The story, of course, is the same as always: Young Clara (as there are multiple parties taking the roles in rotation, names will not be given) and her family have a Christmas dinner, where Dr. Drosselmeier entertains with magical dolls, including the eponymous nutcracker. That night, Clara dreams of the nutcracker and an army of toy soldiers driving back a horde of mice. Clara helps at a crucial moment, defeating the mouse king and turning the nutcracker into a handsome prince. They are then whisked away to the land of snow, where the king and queen and their snowflakes dance for them. Then it's off to the land of sweets, wherein various treats and flowers perform for the two. Finally, they board their flying carriage for the trip back home.

One thing that always strikes this reviewer is the sheer size and complexity of the performance. For a story so simple on paper, it is easily the most elaborate thing the local company does every year. It's the "pull-out-the-stops" show, and like the Rep's annual "Christmas Carol", they are not shy about enlisting new technologies and stage techniques to enhance the overall experience. I have already mentioned the fact that there are multiple casts, due not only to the heavy performance schedule but the sheer demand of the thing itself. When you've got seven companies, three Claras, two children's' corps, live orchestral accompaniment, wire work, all kinds of elaborate stagecraft...the sheer number of variables can be mind boggling. To do it over and over again (and twice on weekends) is a headache yours truly wouldn't take on for anything. Sooner climb Mt. Everest than put on the Nutcracker.

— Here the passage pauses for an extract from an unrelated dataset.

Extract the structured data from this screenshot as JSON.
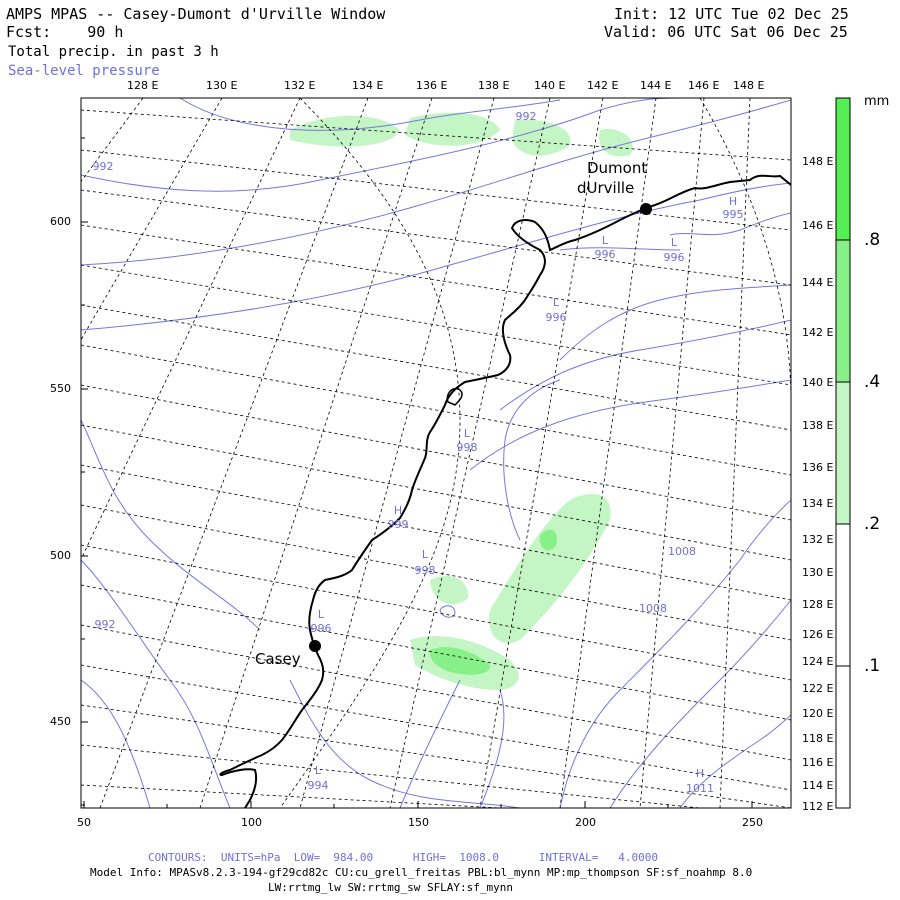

And yet, it works. The performance last night was, for the most part, clockwork. There were a few minor glitches - a few slips here, a waltzing flower taking a spill there - but nothing more than minor hiccups, brief moments in a well-oiled machine that kept chugging regardless. I would also like to make mention of Trad A Burns's lighting design: lighting is usually something you don't notice until it goes wrong. But Mr. Burns had done an able job, dealing with several tricky setups and bringing his own enhancements to the evening.

Something new being introduced this year is a "sensory-friendly" performance. Put simply, this is a modified version of the show for young persons with sensory sensitivities, such as those on the autism spectrum or with other special needs. They're easing back on the sound effects (particularly the more potentially startling ones) and keeping the theater partially lit throughout. Also on hand will be staff trained to assist should it be required. This reviewer has always believed strongly in making the fine arts as accessible as possible to as many people as possible, so this move is an encouraging one, and we hope to see it become a regular practice both here and throughout the general season.

Overall, it must be said that Carney's Nutcracker is definitely settling in and maturing as a tradition of its own. He and the rest of his company at the KCB have shown, once again, that any material, no matter how old and tradition-bound, may still be made new by innovative thinking. This Nutcracker will in all likelihood be with us for a very long time: always changing, always growing, but still very much at heart the same.

The Nutcracker runs through December 23 at the Kauffman Center.